Avanti, dunque, sulla strada del dialogo, ma con fermezza. "Non risponde al vero – osservano gli assessori di Umbria, Basilicata, Calabria, Campania, Puglia, Sicilia – quanto lasciato trapelare da fonti Mipaaf per sminuire la portata della nostra battaglia: è falso che i tagli ipotizzati sarebbero lievi. In ogni caso, se così fosse, sarebbero inutili per chi li chiede.
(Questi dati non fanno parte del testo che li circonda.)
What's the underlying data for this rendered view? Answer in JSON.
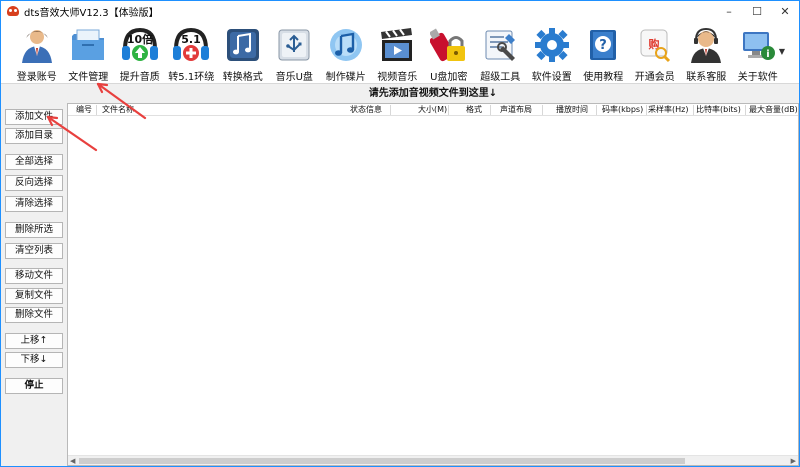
{
  "window": {
    "title": "dts音效大师V12.3【体验版】"
  },
  "toolbar": {
    "items": [
      {
        "label": "登录账号",
        "icon": "user-icon"
      },
      {
        "label": "文件管理",
        "icon": "file-manager-icon"
      },
      {
        "label": "提升音质",
        "icon": "headphone-10x-icon"
      },
      {
        "label": "转5.1环绕",
        "icon": "headphone-5.1-icon"
      },
      {
        "label": "转换格式",
        "icon": "music-convert-icon"
      },
      {
        "label": "音乐U盘",
        "icon": "usb-music-icon"
      },
      {
        "label": "制作碟片",
        "icon": "disc-icon"
      },
      {
        "label": "视频音乐",
        "icon": "film-icon"
      },
      {
        "label": "U盘加密",
        "icon": "usb-lock-icon"
      },
      {
        "label": "超级工具",
        "icon": "toolbox-icon"
      },
      {
        "label": "软件设置",
        "icon": "gear-icon"
      },
      {
        "label": "使用教程",
        "icon": "help-book-icon"
      },
      {
        "label": "开通会员",
        "icon": "shopping-icon"
      },
      {
        "label": "联系客服",
        "icon": "customer-service-icon"
      },
      {
        "label": "关于软件",
        "icon": "computer-icon"
      }
    ],
    "badge_10": "10倍",
    "badge_51": "5.1",
    "badge_buy": "购"
  },
  "hint": "请先添加音视频文件到这里↓",
  "sidebar": {
    "buttons": [
      "添加文件",
      "添加目录",
      "全部选择",
      "反向选择",
      "清除选择",
      "删除所选",
      "清空列表",
      "移动文件",
      "复制文件",
      "删除文件",
      "上移↑",
      "下移↓",
      "停止"
    ]
  },
  "table": {
    "columns": [
      "编号",
      "文件名称",
      "状态信息",
      "大小(M)",
      "格式",
      "声道布局",
      "播放时间",
      "码率(kbps)",
      "采样率(Hz)",
      "比特率(bits)",
      "最大音量(dB)"
    ]
  },
  "colors": {
    "accent": "#1e90ff",
    "arrow": "#e8403e"
  }
}
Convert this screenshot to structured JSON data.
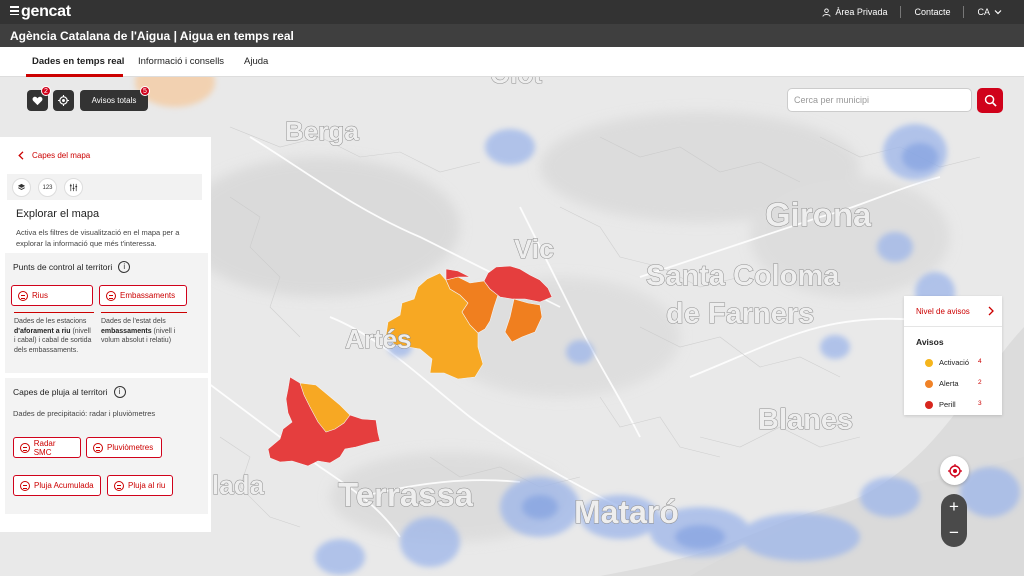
{
  "header": {
    "logo": "gencat",
    "links": {
      "private_area": "Àrea Privada",
      "contact": "Contacte",
      "language": "CA"
    }
  },
  "title": "Agència Catalana de l'Aigua | Aigua en temps real",
  "tabs": [
    {
      "label": "Dades en temps real",
      "active": true
    },
    {
      "label": "Informació i consells",
      "active": false
    },
    {
      "label": "Ajuda",
      "active": false
    }
  ],
  "toolbar": {
    "favorites_badge": "2",
    "avisos_label": "Avisos totals",
    "avisos_badge": "5"
  },
  "search": {
    "placeholder": "Cerca per municipi"
  },
  "panel": {
    "back_label": "Capes del mapa",
    "mode_numbers": "123",
    "heading": "Explorar el mapa",
    "intro": "Activa els filtres de visualització en el mapa per a explorar la informació que més t'interessa.",
    "control": {
      "title": "Punts de control al territori",
      "rius": "Rius",
      "embassaments": "Embassaments",
      "rius_desc": {
        "pre": "Dades de les estacions ",
        "bold": "d'aforament a riu",
        "post": " (nivell i cabal) i cabal de sortida dels embassaments."
      },
      "emb_desc": {
        "pre": "Dades de l'estat dels ",
        "bold": "embassaments",
        "post": " (nivell i volum absolut i relatiu)"
      }
    },
    "pluja": {
      "title": "Capes de pluja al territori",
      "subtitle": "Dades de precipitació: radar i pluviòmetres",
      "radar": "Radar SMC",
      "pluviometres": "Pluviòmetres",
      "acumulada": "Pluja Acumulada",
      "riu": "Pluja al riu"
    }
  },
  "map_labels": {
    "berga": "Berga",
    "girona": "Girona",
    "vic": "Vic",
    "santa_coloma_1": "Santa Coloma",
    "santa_coloma_2": "de Farners",
    "artes": "Artés",
    "blanes": "Blanes",
    "ilada": "lada",
    "terrassa": "Terrassa",
    "mataro": "Mataró",
    "olot": "Olot"
  },
  "legend": {
    "title": "Nivel de avisos",
    "avisos": "Avisos",
    "items": [
      {
        "label": "Activació",
        "count": "4",
        "color": "#f5b51c"
      },
      {
        "label": "Alerta",
        "count": "2",
        "color": "#f08227"
      },
      {
        "label": "Perill",
        "count": "3",
        "color": "#d7261e"
      }
    ]
  },
  "zoom": {
    "in": "+",
    "out": "−"
  },
  "colors": {
    "accent": "#d0021b",
    "warning_activacio": "#f7a823",
    "warning_alerta": "#f07f1f",
    "warning_perill": "#e53e3e"
  }
}
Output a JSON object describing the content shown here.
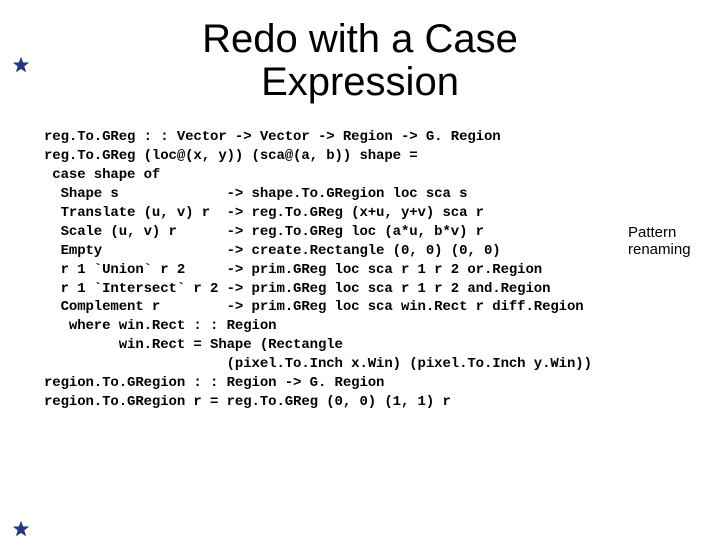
{
  "title_line1": "Redo with a Case",
  "title_line2": "Expression",
  "code": "reg.To.GReg : : Vector -> Vector -> Region -> G. Region\nreg.To.GReg (loc@(x, y)) (sca@(a, b)) shape =\n case shape of\n  Shape s             -> shape.To.GRegion loc sca s\n  Translate (u, v) r  -> reg.To.GReg (x+u, y+v) sca r\n  Scale (u, v) r      -> reg.To.GReg loc (a*u, b*v) r\n  Empty               -> create.Rectangle (0, 0) (0, 0)\n  r 1 `Union` r 2     -> prim.GReg loc sca r 1 r 2 or.Region\n  r 1 `Intersect` r 2 -> prim.GReg loc sca r 1 r 2 and.Region\n  Complement r        -> prim.GReg loc sca win.Rect r diff.Region\n   where win.Rect : : Region\n         win.Rect = Shape (Rectangle\n                      (pixel.To.Inch x.Win) (pixel.To.Inch y.Win))\nregion.To.GRegion : : Region -> G. Region\nregion.To.GRegion r = reg.To.GReg (0, 0) (1, 1) r",
  "annotation_line1": "Pattern",
  "annotation_line2": "renaming"
}
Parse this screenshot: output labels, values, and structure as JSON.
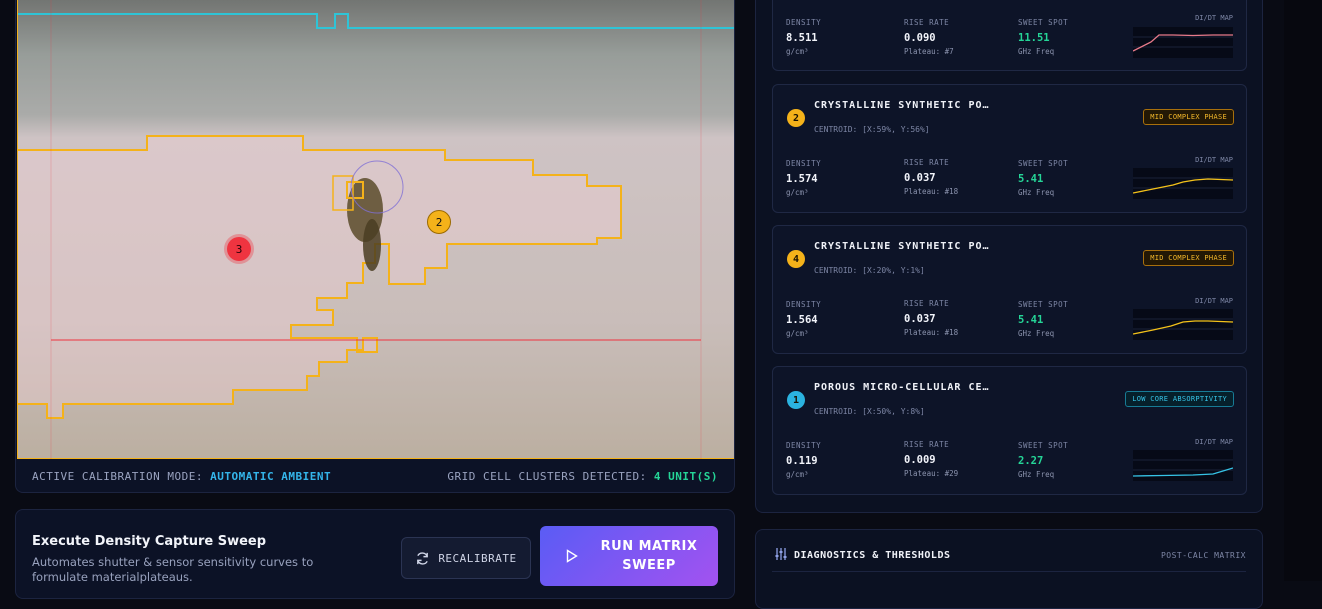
{
  "viewer": {
    "footer_mode_label": "ACTIVE CALIBRATION MODE:",
    "footer_mode_value": "AUTOMATIC AMBIENT",
    "footer_clusters_label": "GRID CELL CLUSTERS DETECTED:",
    "footer_clusters_value": "4 UNIT(S)",
    "markers": [
      {
        "label": "3",
        "color": "red"
      },
      {
        "label": "2",
        "color": "amber"
      }
    ]
  },
  "capture": {
    "title": "Execute Density Capture Sweep",
    "description": "Automates shutter & sensor sensitivity curves to formulate materialplateaus.",
    "recalibrate_label": "RECALIBRATE",
    "run_label": "RUN MATRIX SWEEP"
  },
  "cards": [
    {
      "density_label": "DENSITY",
      "density": "8.511",
      "density_unit": "g/cm³",
      "rise_label": "RISE RATE",
      "rise": "0.090",
      "plateau": "Plateau: #7",
      "sweet_label": "SWEET SPOT",
      "sweet": "11.51",
      "sweet_unit": "GHz Freq",
      "map_label": "DI/DT MAP",
      "spark_color": "#e87a8a"
    },
    {
      "num": "2",
      "num_color": "#f4b21a",
      "title": "CRYSTALLINE SYNTHETIC PO…",
      "centroid": "CENTROID: [X:59%, Y:56%]",
      "phase": "MID COMPLEX PHASE",
      "phase_style": "amber",
      "density_label": "DENSITY",
      "density": "1.574",
      "density_unit": "g/cm³",
      "rise_label": "RISE RATE",
      "rise": "0.037",
      "plateau": "Plateau: #18",
      "sweet_label": "SWEET SPOT",
      "sweet": "5.41",
      "sweet_unit": "GHz Freq",
      "map_label": "DI/DT MAP",
      "spark_color": "#f4c21a"
    },
    {
      "num": "4",
      "num_color": "#f4b21a",
      "title": "CRYSTALLINE SYNTHETIC PO…",
      "centroid": "CENTROID: [X:20%, Y:1%]",
      "phase": "MID COMPLEX PHASE",
      "phase_style": "amber",
      "density_label": "DENSITY",
      "density": "1.564",
      "density_unit": "g/cm³",
      "rise_label": "RISE RATE",
      "rise": "0.037",
      "plateau": "Plateau: #18",
      "sweet_label": "SWEET SPOT",
      "sweet": "5.41",
      "sweet_unit": "GHz Freq",
      "map_label": "DI/DT MAP",
      "spark_color": "#f4c21a"
    },
    {
      "num": "1",
      "num_color": "#2bb3e0",
      "title": "POROUS MICRO-CELLULAR CE…",
      "centroid": "CENTROID: [X:50%, Y:8%]",
      "phase": "LOW CORE ABSORPTIVITY",
      "phase_style": "cyan",
      "density_label": "DENSITY",
      "density": "0.119",
      "density_unit": "g/cm³",
      "rise_label": "RISE RATE",
      "rise": "0.009",
      "plateau": "Plateau: #29",
      "sweet_label": "SWEET SPOT",
      "sweet": "2.27",
      "sweet_unit": "GHz Freq",
      "map_label": "DI/DT MAP",
      "spark_color": "#36c3e6"
    }
  ],
  "diagnostics": {
    "title": "DIAGNOSTICS & THRESHOLDS",
    "right_label": "POST-CALC MATRIX"
  }
}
Altrettanto menzognero è accusarci di non aver speso le risorse a nostra disposizione: le somme sono state già tutte impegnate e la programmazione per il settennio 2021-2027 è a buon punto".

Sottolineano ancora Morroni, Fanelli, Gallo, Caputo, Pentassuglia e Scilla: "Non accetteremo mai colpi di mano tesi a cancellare la fase transitoria del biennio 2021-2022: ciò si tradurrebbe in una penalizzazione mortificante per regioni già svantaggiate che, paradossalmente, sarebbero private proprio dei fondi destinati a garantire il riequilibrio strutturale, a tutto vantaggio di zone già di per sé meglio attrezzate".

 Gli assessori aggiungono: "Tuttavia, a chi ci ha chiuso porte in faccia, confermiamo d’essere pronti, oggi come ieri, ad un confronto che riparta tenendo in massima considerazione un’analisi globale della totalità dei fondi Pac I e II pilastro, senza trascurare le tematiche legate alla quota di cofinanziamento ed al Regolamento UE 2020/2220, che ha prorogato per il 2021 ed il 2022 non solo i Programmi di sviluppo rurale, ma anche il regime dei pagamenti del I pilastro Pac. Inoltre, ribadiamo la disponibilità a ragionare su nuovi meccanismi a partire dal 2023".

Da qui l’appello al Governo Draghi: "“L’unità nazionale e i principi di equità e giustizia sociale non devono restare le belle parole di tanti manifesti politici e programmatici. L’Esecutivo ascolti le nostre ragioni e tuteli territori che, da soli, rappresentano il 60% delle superfici del Psr. Rinnoviamo la proposta di insediare un tavolo tecnico cui demandare la definizione – entro 60 giorni – delle questioni legate alla revisione dei parametri a partire dal 2023. Siamo pronti a fare la nostra parte e ci auguriamo che altrettanto facciano, apertamente, tutti i parlamentari di ogni estrazione politica che condividono la tesi del buon senso. Non bastano più attestati di stima e solidarietà: servono impegno e responsabilità per raggiungere un obiettivo utile al Paese intero".